Topological frequency shift of quantum oscillation in CaFeAsF

TL;DR

This study measures quantum oscillations in CaFeAsF, confirming that Dirac fermions exhibit a temperature-dependent frequency shift proportional to T^2, validating theoretical predictions and demonstrating a method to identify topological fermions.

Contribution

The paper provides experimental evidence for the topological frequency shift in Dirac fermions, aligning with theoretical models and highlighting its use in identifying topological electronic states.

Findings

Dirac electron frequency shifts with T^2 dependence at higher temperatures.

Schrödinger hole frequency remains unaffected by temperature.

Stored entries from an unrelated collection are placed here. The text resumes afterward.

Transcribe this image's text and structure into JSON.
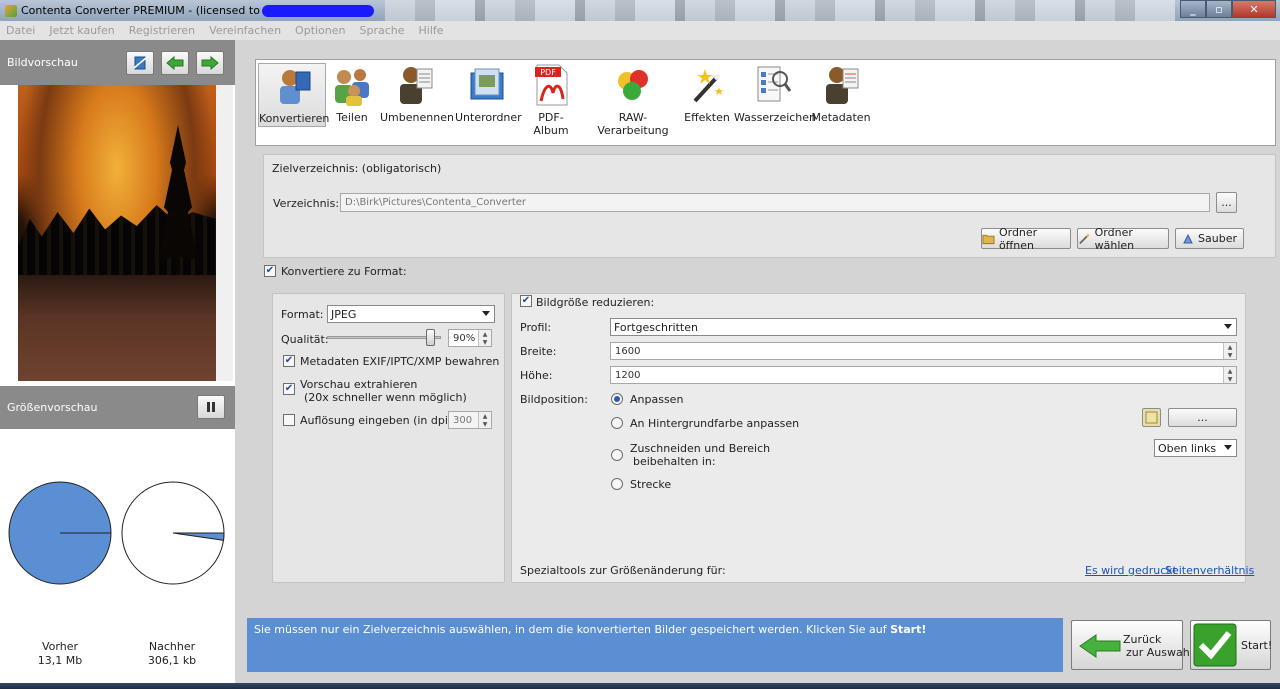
{
  "window": {
    "title": "Contenta Converter PREMIUM  - (licensed to"
  },
  "menu": [
    "Datei",
    "Jetzt kaufen",
    "Registrieren",
    "Vereinfachen",
    "Optionen",
    "Sprache",
    "Hilfe"
  ],
  "left_panel": {
    "preview_header": "Bildvorschau",
    "size_header": "Größenvorschau",
    "before_label": "Vorher",
    "before_size": "13,1 Mb",
    "after_label": "Nachher",
    "after_size": "306,1 kb",
    "after_fraction": 0.0228
  },
  "tools": [
    "Konvertieren",
    "Teilen",
    "Umbenennen",
    "Unterordner",
    "PDF-Album",
    "RAW-Verarbeitung",
    "Effekten",
    "Wasserzeichen",
    "Metadaten"
  ],
  "pdf_badge": "PDF",
  "target": {
    "section_title": "Zielverzeichnis: (obligatorisch)",
    "dir_label": "Verzeichnis:",
    "dir_value": "D:\\Birk\\Pictures\\Contenta_Converter",
    "browse_label": "...",
    "open_folder": "Ordner öffnen",
    "choose_folder": "Ordner wählen",
    "clean": "Sauber"
  },
  "convert": {
    "checkbox_label": "Konvertiere zu Format:",
    "format_label": "Format:",
    "format_value": "JPEG",
    "quality_label": "Qualität:",
    "quality_value": "90%",
    "quality_fraction": 0.9,
    "metadata_label": "Metadaten EXIF/IPTC/XMP bewahren",
    "preview_extract_line1": "Vorschau extrahieren",
    "preview_extract_line2": "(20x schneller wenn möglich)",
    "resolution_label": "Auflösung eingeben (in dpi):",
    "resolution_value": "300"
  },
  "resize": {
    "checkbox_label": "Bildgröße reduzieren:",
    "profile_label": "Profil:",
    "profile_value": "Fortgeschritten",
    "width_label": "Breite:",
    "width_value": "1600",
    "height_label": "Höhe:",
    "height_value": "1200",
    "position_label": "Bildposition:",
    "opt_fit": "Anpassen",
    "opt_bg": "An Hintergrundfarbe anpassen",
    "opt_crop_line1": "Zuschneiden und Bereich",
    "opt_crop_line2": "beibehalten in:",
    "opt_stretch": "Strecke",
    "bg_button": "...",
    "crop_value": "Oben links",
    "special_label": "Spezialtools zur Größenänderung für:",
    "link_print": "Es wird gedruckt",
    "link_ratio": "Seitenverhältnis"
  },
  "hint": {
    "text": "Sie müssen nur ein Zielverzeichnis auswählen, in dem die konvertierten Bilder gespeichert werden. Klicken Sie auf ",
    "bold": "Start!"
  },
  "back_button": {
    "line1": "Zurück",
    "line2": "zur Auswahl"
  },
  "start_button": "Start!",
  "colors": {
    "hint_bg": "#5b8fd4",
    "pie": "#5b8fd4",
    "link": "#1f4fbf"
  }
}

Experimental results agree with theoretical predictions within accuracy.

Abstract

Guo, Alexandradinata, \textit{et al.} have recently proposed that quantum-oscillation frequencies from Dirac/Weyl fermions exhibit a negative shift proportional to $T^2$ because of the energy dependence of the effective mass peculiar to a linear band-dispersion. We have measured Shubnikov--de Haas oscillation in CaFeAsF up to $T$ = 9 K. The frequency of the $\alpha$ Dirac electron exhibits a negative shift with increasing $T$, while that of the $\beta$ Schr\"odinger hole does not. For $T \geqslant 5$ K where $\beta$ is negligible, the $\alpha$-frequency shift is proportional to $T^2$ and its rate agrees with the theoretical prediction within experimental accuracy. At lower temperatures, the shifts of $\alpha$ and $\beta$ deviate from theoretical expectations, which we ascribe to the inaccuracy in the frequency determination due to unfavorable interference between frequencies. Our results confirm that the topological frequency shift can be utilized to identify Dirac/Weyl fermions when quantum-oscillation frequencies can be determined accurately.